Cappuccino Brownies

Cappuccino Brownies

Ingredients
  

  • 1 tablespoon instant espresso powder
  • 2 teaspoons hot water
  • 1 cup (180 g) semi-sweet chocolate chips
  • ½ cup butter
  • 1 cup (200 g) sugar
  • 1 teaspoon vanilla
  • 2 eggs
  • 1 cup (125 g) all-purpose flour
  • ½ teaspoon baking powder
  • ¼ teaspoon salt

Frosting

  • 1 teaspoon instant espresso powder
  • 2-3 tablespoons milk
  • 2 cups (240 g) powdered sugar
  • ¼ cup butter, mostly melted

Instructions
 

  • Preheat oven to 350°F (175°C).
  • Combine espresso powder and hot water in small bowl; stir to dissolve.
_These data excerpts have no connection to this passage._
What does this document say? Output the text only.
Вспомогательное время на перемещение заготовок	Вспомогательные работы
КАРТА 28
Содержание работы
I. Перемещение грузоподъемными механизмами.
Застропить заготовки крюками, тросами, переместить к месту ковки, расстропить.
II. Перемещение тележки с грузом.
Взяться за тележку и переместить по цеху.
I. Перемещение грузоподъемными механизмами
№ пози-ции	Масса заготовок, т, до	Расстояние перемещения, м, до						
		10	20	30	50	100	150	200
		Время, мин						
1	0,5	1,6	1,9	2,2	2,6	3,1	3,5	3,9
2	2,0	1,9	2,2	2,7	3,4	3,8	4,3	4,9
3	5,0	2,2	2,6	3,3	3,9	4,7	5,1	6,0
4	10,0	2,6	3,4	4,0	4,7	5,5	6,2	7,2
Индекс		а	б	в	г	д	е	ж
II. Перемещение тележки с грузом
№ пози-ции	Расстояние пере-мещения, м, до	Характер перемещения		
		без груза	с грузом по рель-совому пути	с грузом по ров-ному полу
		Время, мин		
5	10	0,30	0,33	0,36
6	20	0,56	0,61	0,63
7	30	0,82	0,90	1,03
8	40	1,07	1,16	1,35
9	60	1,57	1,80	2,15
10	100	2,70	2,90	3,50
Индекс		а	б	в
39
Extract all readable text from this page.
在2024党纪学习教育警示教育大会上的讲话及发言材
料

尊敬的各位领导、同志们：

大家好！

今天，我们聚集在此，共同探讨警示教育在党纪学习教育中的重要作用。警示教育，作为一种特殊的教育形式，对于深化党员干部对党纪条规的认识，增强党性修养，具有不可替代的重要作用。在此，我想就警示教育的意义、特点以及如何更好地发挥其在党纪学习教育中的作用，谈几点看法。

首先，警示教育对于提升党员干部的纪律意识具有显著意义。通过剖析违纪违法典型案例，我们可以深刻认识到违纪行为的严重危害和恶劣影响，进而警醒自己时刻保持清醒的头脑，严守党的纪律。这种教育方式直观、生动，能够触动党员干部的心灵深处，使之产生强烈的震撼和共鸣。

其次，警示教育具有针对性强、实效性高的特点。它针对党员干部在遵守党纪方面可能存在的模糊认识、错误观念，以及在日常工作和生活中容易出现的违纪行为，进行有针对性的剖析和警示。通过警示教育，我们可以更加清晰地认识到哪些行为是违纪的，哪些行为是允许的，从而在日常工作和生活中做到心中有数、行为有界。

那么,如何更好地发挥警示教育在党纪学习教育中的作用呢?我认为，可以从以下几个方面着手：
Set aside.
  • Melt chocolate chips and butter in 3-quart saucepan over low heat, stirring occasionally, until smooth (4 to 7 minutes). Remove from heat; stir in espresso mixture, sugar and vanilla. Add eggs, one at a time, mixing well after each addition. Add flour, baking powder and salt; stir until well mixed.
  • Spread mixture into greased 8-inch square baking pan. Bake for 33 to 38 minutes or until brownies just begin to pull away from sides of pan. (DO NOT OVERBAKE) Cool completely.
  • For Frosting: Combine espresso powder and milk in small bowl; stir to dissolve. Add powdered sugar and butter. Beat at low speed, scraping bowl often and adding enough milk for desired spreading consistency. Frost cooled brownies.